Lorient, 27 October 1775.
(Copy)
Following your request which Thad the honor to receive with your dispatch dated on the sixth of this month, and following the remarks addressed to you by the Count of Vergennes, with which you were so kind to acquaint me, I gathered the most exact information with regard to the unlading of foreign ships presently in this port. I found that the schooner Charming Polly of 70 freight tons, from Philadelphia, under the command of Mr. Thomas Paton, and belonging to Thomas Masson who is on board and who had come here last year in command of a small ship laden with tea from New England, had come to this port in behalf of the congress in order to buy gunpowder, rifles and saltpetre. Having found neither rifles nor gunpowder, she was to sail with the first strong winds laden with one hundred and some barrels of saltpetre. I prohibited the expedition of the latter pretending that I did not know whether the government would not retain it for its own use. I warned Mr. Bérard with whom Masson had been dealing that he was not to allow this merchandise to go abroad without finding out first whether the department of ordnance [regie des poudres] had any use for it.
There is also here a brigantine of one hundred freight tons, named Dune, under the command of Captain Craig, also from Philadelphia, and which was sent here with the same intentions. I know that the Captain went to Nantes by land in an attempt to buy war ammunition which he could not find. Since he grounded his ship on the sandbank of K.nevelle [?] in order to clean her, he said, I shall watch over the nature of the goods she will take on. In any case, I shall take all necessary measures to prevent ships coming from the English Colonies and returning there from taking on war ammunition.

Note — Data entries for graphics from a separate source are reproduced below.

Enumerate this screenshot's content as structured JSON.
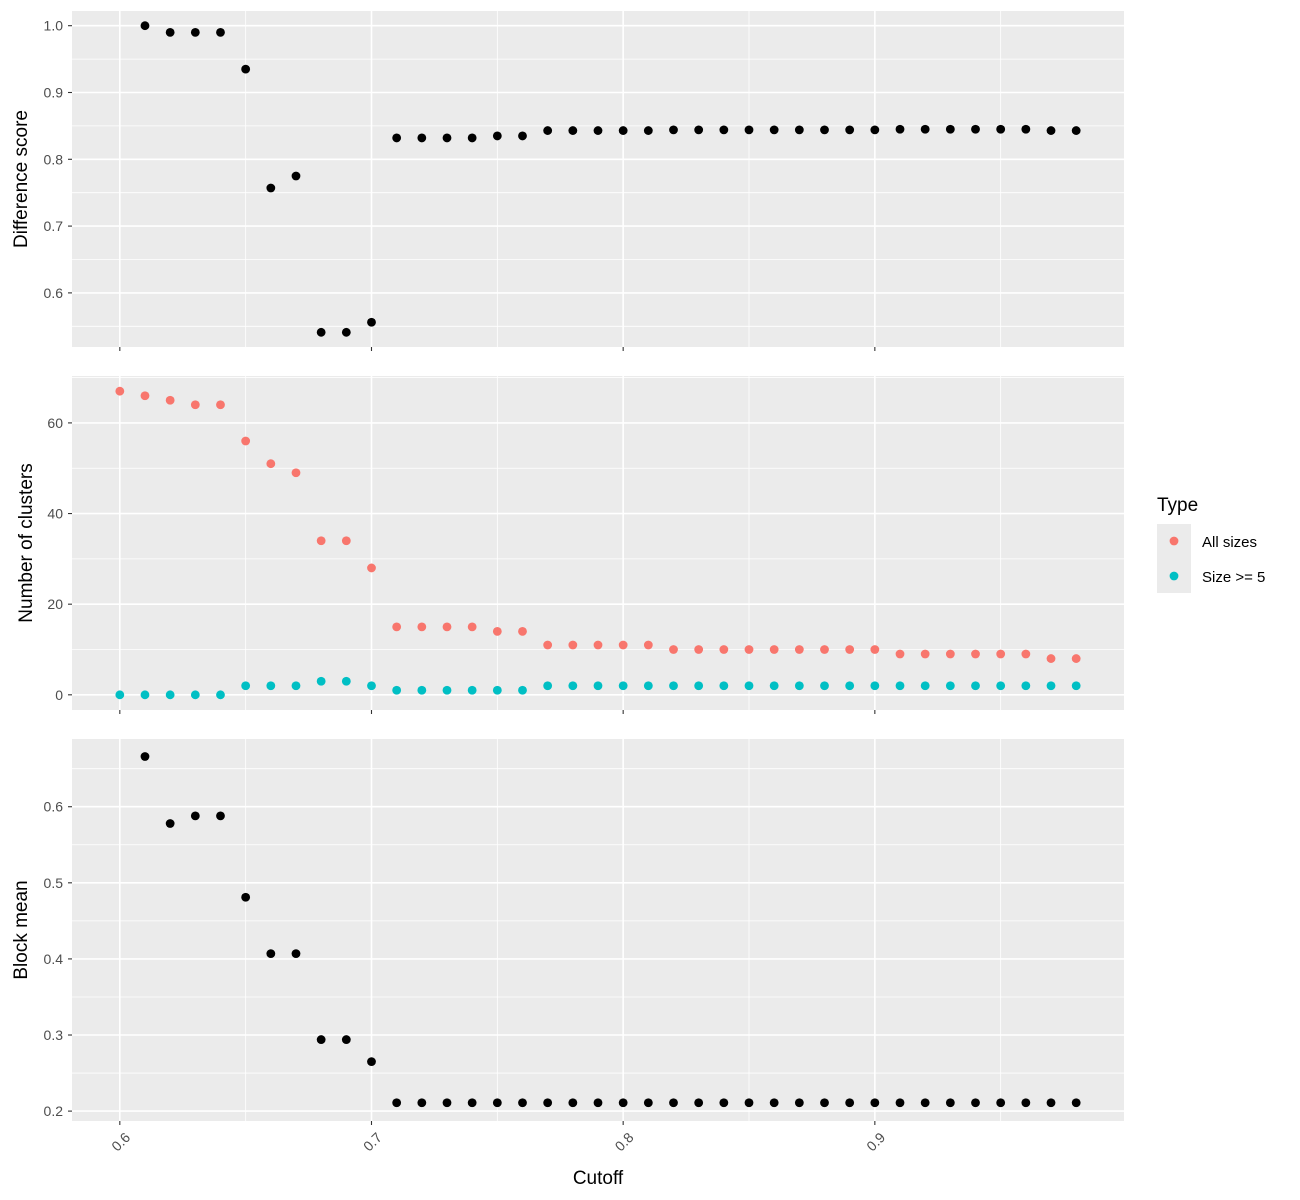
{
  "chart_data": [
    {
      "type": "scatter",
      "panel": "top",
      "xlabel": "",
      "ylabel": "Difference score",
      "xlim": [
        0.581,
        0.999
      ],
      "ylim": [
        0.519,
        1.022
      ],
      "yticks": [
        0.6,
        0.7,
        0.8,
        0.9,
        1.0
      ],
      "ytick_labels": [
        "0.6",
        "0.7",
        "0.8",
        "0.9",
        "1.0"
      ],
      "color": "#000000",
      "x": [
        0.61,
        0.62,
        0.63,
        0.64,
        0.65,
        0.66,
        0.67,
        0.68,
        0.69,
        0.7,
        0.71,
        0.72,
        0.73,
        0.74,
        0.75,
        0.76,
        0.77,
        0.78,
        0.79,
        0.8,
        0.81,
        0.82,
        0.83,
        0.84,
        0.85,
        0.86,
        0.87,
        0.88,
        0.89,
        0.9,
        0.91,
        0.92,
        0.93,
        0.94,
        0.95,
        0.96,
        0.97,
        0.98
      ],
      "y": [
        1.0,
        0.99,
        0.99,
        0.99,
        0.935,
        0.757,
        0.775,
        0.541,
        0.541,
        0.556,
        0.832,
        0.832,
        0.832,
        0.832,
        0.835,
        0.835,
        0.843,
        0.843,
        0.843,
        0.843,
        0.843,
        0.844,
        0.844,
        0.844,
        0.844,
        0.844,
        0.844,
        0.844,
        0.844,
        0.844,
        0.845,
        0.845,
        0.845,
        0.845,
        0.845,
        0.845,
        0.843,
        0.843
      ]
    },
    {
      "type": "scatter",
      "panel": "middle",
      "xlabel": "",
      "ylabel": "Number of clusters",
      "xlim": [
        0.581,
        0.999
      ],
      "ylim": [
        -3.35,
        70.35
      ],
      "yticks": [
        0,
        20,
        40,
        60
      ],
      "ytick_labels": [
        "0",
        "20",
        "40",
        "60"
      ],
      "legend": {
        "title": "Type",
        "position": "right",
        "entries": [
          {
            "label": "All sizes",
            "color": "#F8766D"
          },
          {
            "label": "Size >= 5",
            "color": "#00BFC4"
          }
        ]
      },
      "x": [
        0.6,
        0.61,
        0.62,
        0.63,
        0.64,
        0.65,
        0.66,
        0.67,
        0.68,
        0.69,
        0.7,
        0.71,
        0.72,
        0.73,
        0.74,
        0.75,
        0.76,
        0.77,
        0.78,
        0.79,
        0.8,
        0.81,
        0.82,
        0.83,
        0.84,
        0.85,
        0.86,
        0.87,
        0.88,
        0.89,
        0.9,
        0.91,
        0.92,
        0.93,
        0.94,
        0.95,
        0.96,
        0.97,
        0.98
      ],
      "series": [
        {
          "name": "All sizes",
          "color": "#F8766D",
          "values": [
            67,
            66,
            65,
            64,
            64,
            56,
            51,
            49,
            34,
            34,
            28,
            15,
            15,
            15,
            15,
            14,
            14,
            11,
            11,
            11,
            11,
            11,
            10,
            10,
            10,
            10,
            10,
            10,
            10,
            10,
            10,
            9,
            9,
            9,
            9,
            9,
            9,
            8,
            8
          ]
        },
        {
          "name": "Size >= 5",
          "color": "#00BFC4",
          "values": [
            0,
            0,
            0,
            0,
            0,
            2,
            2,
            2,
            3,
            3,
            2,
            1,
            1,
            1,
            1,
            1,
            1,
            2,
            2,
            2,
            2,
            2,
            2,
            2,
            2,
            2,
            2,
            2,
            2,
            2,
            2,
            2,
            2,
            2,
            2,
            2,
            2,
            2,
            2
          ]
        }
      ]
    },
    {
      "type": "scatter",
      "panel": "bottom",
      "xlabel": "Cutoff",
      "ylabel": "Block mean",
      "xlim": [
        0.581,
        0.999
      ],
      "ylim": [
        0.187,
        0.689
      ],
      "yticks": [
        0.2,
        0.3,
        0.4,
        0.5,
        0.6
      ],
      "ytick_labels": [
        "0.2",
        "0.3",
        "0.4",
        "0.5",
        "0.6"
      ],
      "xticks": [
        0.6,
        0.7,
        0.8,
        0.9
      ],
      "xtick_labels": [
        "0.6",
        "0.7",
        "0.8",
        "0.9"
      ],
      "color": "#000000",
      "x": [
        0.61,
        0.62,
        0.63,
        0.64,
        0.65,
        0.66,
        0.67,
        0.68,
        0.69,
        0.7,
        0.71,
        0.72,
        0.73,
        0.74,
        0.75,
        0.76,
        0.77,
        0.78,
        0.79,
        0.8,
        0.81,
        0.82,
        0.83,
        0.84,
        0.85,
        0.86,
        0.87,
        0.88,
        0.89,
        0.9,
        0.91,
        0.92,
        0.93,
        0.94,
        0.95,
        0.96,
        0.97,
        0.98
      ],
      "y": [
        0.666,
        0.578,
        0.588,
        0.588,
        0.481,
        0.407,
        0.407,
        0.294,
        0.294,
        0.265,
        0.211,
        0.211,
        0.211,
        0.211,
        0.211,
        0.211,
        0.211,
        0.211,
        0.211,
        0.211,
        0.211,
        0.211,
        0.211,
        0.211,
        0.211,
        0.211,
        0.211,
        0.211,
        0.211,
        0.211,
        0.211,
        0.211,
        0.211,
        0.211,
        0.211,
        0.211,
        0.211,
        0.211
      ]
    }
  ]
}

I learned that the transaction which was attempted here did take place in Bordeaux and that the Congress has empowered Mr. Masson to offer flour, tar, pitch, tobacco and generally all kinds of goods from the English Colonies to Mr. Bérard in exchange for gunpowder, rifles and saltpetre; they are not interested in guns, cannon-balls or bullets. Furthermore, I see no difficulty in preventing the export of saltpetre, except to Holland with proper permits. We need not make public the reasons for this precaution; it is very easy, and as it happened. here, in spite of the deal and speculations made by Mr. Bérard, all the saltpetre remained in his possession.